Andy followed AIda through the protective shield- the barrier that signified the beginning of the habitation zone. Suddenly, fresh air, green grass, flowers, trees, and buildings that looked immaculate.
“What’s the rate of expansion?” asked Andy.
“About 3-5 feet per year. The shield filters out oxygen and recycles the toxic gases, the plants can only absorb so much, and we have a few mass atmosphere manufacturing plants a few klicks out from here.”
“How are the locals taking the adjustment phase? They must have been in a rough state when you reached them if this is good compared to before,” said Andy.
AIda looked at him sideways. “You’ve got your work cut out for you,” is all she offered. “Come, I’ll show you.
They entered one of the buildings, but instead of the traditional greeting by an array of locals, AIda stopped and brandished an arm out for him to roam free, but Andy stopped in his tracks.
His ancestors were thin, pale, and oddly mechanical looking beings. They gave little indication of acknowledging his presence, none really. They were mostly sitting about, strolling very slowly or laying back to look up through the clear roof and into the low false atmosphere clouds that shifted above.
There were some similarities that he could see between himself and these creatures. They both had digital interfaces that glowed through their skin, intricate mirco optics that lit up their eyes, and a thin augmentor skin over the real epidermis. Andy looked down at his own arms and augmentor, now fused with his biological self to protect against the elements. He looked back at AIda.
“You’re telling me I need to adjust the Filter on this lot?” he said.
She nodded, “I’ll leave you to it, get settled in, and give me a shout whenever you need a hand.” She disappeared back into the gardens, then called through his tele-com, “don’t underestimate these ones, the L.INCed, they’ve got everything, they’re all one another. It’s weird, they’re still a human-kind more than humans per se, but you’ll manage. It’s the AI in there that’s got them all out of whack.”

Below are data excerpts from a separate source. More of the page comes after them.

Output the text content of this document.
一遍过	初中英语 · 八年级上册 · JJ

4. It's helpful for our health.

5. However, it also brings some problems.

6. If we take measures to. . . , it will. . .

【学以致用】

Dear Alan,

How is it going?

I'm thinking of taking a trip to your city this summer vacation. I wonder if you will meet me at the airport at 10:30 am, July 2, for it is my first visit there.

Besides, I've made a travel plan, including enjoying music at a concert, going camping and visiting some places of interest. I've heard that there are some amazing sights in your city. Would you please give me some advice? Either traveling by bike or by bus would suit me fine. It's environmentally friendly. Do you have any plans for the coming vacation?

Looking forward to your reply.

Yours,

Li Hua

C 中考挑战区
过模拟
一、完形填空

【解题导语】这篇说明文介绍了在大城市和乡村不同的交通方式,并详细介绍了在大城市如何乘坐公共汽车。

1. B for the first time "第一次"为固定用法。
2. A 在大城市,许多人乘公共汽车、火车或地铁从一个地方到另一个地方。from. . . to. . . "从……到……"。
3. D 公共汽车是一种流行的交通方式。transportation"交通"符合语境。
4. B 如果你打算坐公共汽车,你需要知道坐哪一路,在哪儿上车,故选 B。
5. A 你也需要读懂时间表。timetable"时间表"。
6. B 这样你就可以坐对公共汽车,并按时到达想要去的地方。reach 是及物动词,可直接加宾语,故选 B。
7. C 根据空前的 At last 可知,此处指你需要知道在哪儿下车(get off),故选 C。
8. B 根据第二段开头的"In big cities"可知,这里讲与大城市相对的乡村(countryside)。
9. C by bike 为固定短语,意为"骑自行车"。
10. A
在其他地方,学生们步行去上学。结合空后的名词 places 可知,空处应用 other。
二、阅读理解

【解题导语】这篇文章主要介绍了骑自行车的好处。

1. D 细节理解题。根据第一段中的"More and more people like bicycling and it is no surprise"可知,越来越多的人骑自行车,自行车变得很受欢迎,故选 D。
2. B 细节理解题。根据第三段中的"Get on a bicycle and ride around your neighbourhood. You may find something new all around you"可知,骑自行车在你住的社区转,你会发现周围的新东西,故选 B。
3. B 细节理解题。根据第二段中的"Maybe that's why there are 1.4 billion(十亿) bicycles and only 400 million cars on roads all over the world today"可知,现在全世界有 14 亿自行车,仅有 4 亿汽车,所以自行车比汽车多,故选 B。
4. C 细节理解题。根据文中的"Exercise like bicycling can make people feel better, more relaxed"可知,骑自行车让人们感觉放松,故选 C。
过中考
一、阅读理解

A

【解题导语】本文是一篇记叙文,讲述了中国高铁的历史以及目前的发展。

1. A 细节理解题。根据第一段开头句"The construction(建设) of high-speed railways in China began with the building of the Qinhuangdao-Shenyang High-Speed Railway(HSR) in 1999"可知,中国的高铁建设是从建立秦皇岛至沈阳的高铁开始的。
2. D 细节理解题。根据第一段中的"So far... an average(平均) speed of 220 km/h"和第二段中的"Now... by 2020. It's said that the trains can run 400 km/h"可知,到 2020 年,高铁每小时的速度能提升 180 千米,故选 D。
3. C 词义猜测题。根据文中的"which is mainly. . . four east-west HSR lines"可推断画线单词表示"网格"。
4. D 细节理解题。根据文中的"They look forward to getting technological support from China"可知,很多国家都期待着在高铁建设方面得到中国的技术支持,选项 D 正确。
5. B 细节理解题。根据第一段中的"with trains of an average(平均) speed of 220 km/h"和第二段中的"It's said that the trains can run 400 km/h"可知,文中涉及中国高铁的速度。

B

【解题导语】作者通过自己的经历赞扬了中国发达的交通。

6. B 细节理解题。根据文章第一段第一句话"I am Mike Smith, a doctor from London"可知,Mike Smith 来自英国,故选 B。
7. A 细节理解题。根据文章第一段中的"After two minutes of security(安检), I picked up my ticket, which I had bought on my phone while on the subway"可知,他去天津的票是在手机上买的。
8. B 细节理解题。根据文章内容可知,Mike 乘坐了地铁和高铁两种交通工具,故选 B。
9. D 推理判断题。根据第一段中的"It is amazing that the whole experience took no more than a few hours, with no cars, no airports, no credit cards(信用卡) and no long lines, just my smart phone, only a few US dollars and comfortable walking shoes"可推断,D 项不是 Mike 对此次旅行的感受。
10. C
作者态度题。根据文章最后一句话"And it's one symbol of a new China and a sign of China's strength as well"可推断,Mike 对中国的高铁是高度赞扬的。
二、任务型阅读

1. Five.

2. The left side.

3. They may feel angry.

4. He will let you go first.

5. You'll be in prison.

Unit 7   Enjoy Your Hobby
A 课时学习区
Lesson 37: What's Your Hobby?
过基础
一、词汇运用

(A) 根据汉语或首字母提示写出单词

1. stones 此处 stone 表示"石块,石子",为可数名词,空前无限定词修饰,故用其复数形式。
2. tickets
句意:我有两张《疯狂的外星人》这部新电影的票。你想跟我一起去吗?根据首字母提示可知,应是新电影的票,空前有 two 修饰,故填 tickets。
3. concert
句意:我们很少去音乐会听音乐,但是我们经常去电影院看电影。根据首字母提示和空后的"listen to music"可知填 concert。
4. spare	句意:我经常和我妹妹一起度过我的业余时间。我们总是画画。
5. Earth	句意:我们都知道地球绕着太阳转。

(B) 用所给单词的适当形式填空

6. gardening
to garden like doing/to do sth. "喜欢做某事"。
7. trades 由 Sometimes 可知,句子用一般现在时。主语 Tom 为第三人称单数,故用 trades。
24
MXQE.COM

Right, he thought. The program put in there to protect the population had missed an exclusivity phrase, filtering out the crumbling world. The place looked and felt fine between optiks and bioskins, making wearers oblivious to the toxicity of the biosphere. It had all started with the digital filters on simple screens they used back then. Then, the first optik lenses auto-enhanced directly through contacts, then, the L.INC plugged it into their neural system, and then, the AI optimizer filtered out the hurricanes, floods, and storms. It was supposed to keep this lot stress free, safe, and secure, and it had, by taking the easy way out. Pollution, smog and fires razed the planet. When the AI was on its last legs, it called in to central control to declare the eminent emergency. The Filters could only hide destruction- they couldn’t save a dying planet. It had almost been too late when Central Station was alerted and the first environmentalists and adjusters deployed.
Now, it was Andy’s turn, to check the Filters and re-align the AI phrasing. He greenlit all safety protocols and gently tapped one of his ancestors on the shoulder. ”It’s your lucky day,” he said, “it’s time to open your eyes.”